The acting Tanaiste was said to have been taken aback at the scale of anger towards her at the party's election post-mortem meeting in Dublin earlier this week.
A change of leadership in the Labour Party is expected in the coming months, with sources insisting that Ms Burton's position was no longer tenable.
Last night, a senior source said he believes Ms Burton will announce her decision to quit as Labour leader after a government is formed.
Under Labour's constitution, the party must hold a leadership contest within six months of an election if the party opts to go into opposition.
As this outcome appears inevitable, delegates will vote in a leadership contest by August at the latest.
The party was left reeling following the election, falling from 33 Dail seats to just seven.
Yesterday, Labour parliamentary party chairman Willie Penrose said he believes the Dublin West TD would act in the best interests of the party.
"She will listen carefully and reflect on the views of the party," he said.
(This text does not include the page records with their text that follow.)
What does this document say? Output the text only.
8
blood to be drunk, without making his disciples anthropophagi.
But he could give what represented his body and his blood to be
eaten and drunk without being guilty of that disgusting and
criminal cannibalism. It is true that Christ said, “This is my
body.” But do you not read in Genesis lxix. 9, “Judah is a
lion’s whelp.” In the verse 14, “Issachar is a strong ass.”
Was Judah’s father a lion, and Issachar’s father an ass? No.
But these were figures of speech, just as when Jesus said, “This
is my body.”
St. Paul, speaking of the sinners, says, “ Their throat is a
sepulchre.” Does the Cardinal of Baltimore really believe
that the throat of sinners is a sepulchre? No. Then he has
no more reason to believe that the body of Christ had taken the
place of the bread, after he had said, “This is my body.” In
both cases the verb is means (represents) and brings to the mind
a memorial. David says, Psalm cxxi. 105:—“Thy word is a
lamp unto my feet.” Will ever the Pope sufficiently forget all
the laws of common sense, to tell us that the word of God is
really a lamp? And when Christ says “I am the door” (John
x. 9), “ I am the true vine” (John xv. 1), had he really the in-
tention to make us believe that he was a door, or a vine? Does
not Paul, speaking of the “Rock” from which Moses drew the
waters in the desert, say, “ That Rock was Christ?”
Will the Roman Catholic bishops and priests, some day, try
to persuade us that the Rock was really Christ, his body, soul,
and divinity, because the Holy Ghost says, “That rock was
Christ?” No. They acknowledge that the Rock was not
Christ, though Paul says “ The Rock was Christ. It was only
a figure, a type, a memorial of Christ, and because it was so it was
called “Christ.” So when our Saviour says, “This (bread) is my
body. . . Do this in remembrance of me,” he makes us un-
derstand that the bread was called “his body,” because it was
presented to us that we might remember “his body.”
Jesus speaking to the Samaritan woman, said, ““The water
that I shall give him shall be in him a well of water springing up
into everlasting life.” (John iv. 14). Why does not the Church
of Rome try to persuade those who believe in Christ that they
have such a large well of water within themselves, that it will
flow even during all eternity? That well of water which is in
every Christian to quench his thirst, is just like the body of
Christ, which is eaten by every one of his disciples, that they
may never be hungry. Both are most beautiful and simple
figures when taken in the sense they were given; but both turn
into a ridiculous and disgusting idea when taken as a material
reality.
"At the end of the day we suffered the impact of policies on the kitchen table. People are concerned about having enough money to pay bills," he said of the party's disastrous election result.
Meanwhile, the leaders of Fianna Fail and Fine Gael had their first phone conversation on the formation of a government since the election.
Fianna Fail's Micheal Martin called acting Taoiseach Enda Kenny to speak about the political stalemate as both parties continue to seek support from Independents.
A row later erupted over which leader had seized the initiative.
Mr Kenny later tried to call Mr Martin back to set a meeting for this afternoon, but Mr Martin didn't answer the call - prompting Mr Kenny to put the offer in a text message.
Before he replied to the text, Mr Martin announced to reporters his intentions to win Wednesday's Dail vote on who should be Taoiseach, and claimed he was the person who instigated the communication with Mr Kenny.
This prompted Fine Gael sources to accuse Mr Martin of "playing games". Fianna Fail sources hit back, labelling the criticism as "nonsense".
Mr Martin later replied to Mr Kenny's text to say the pair should meet after next Wednesday's vote.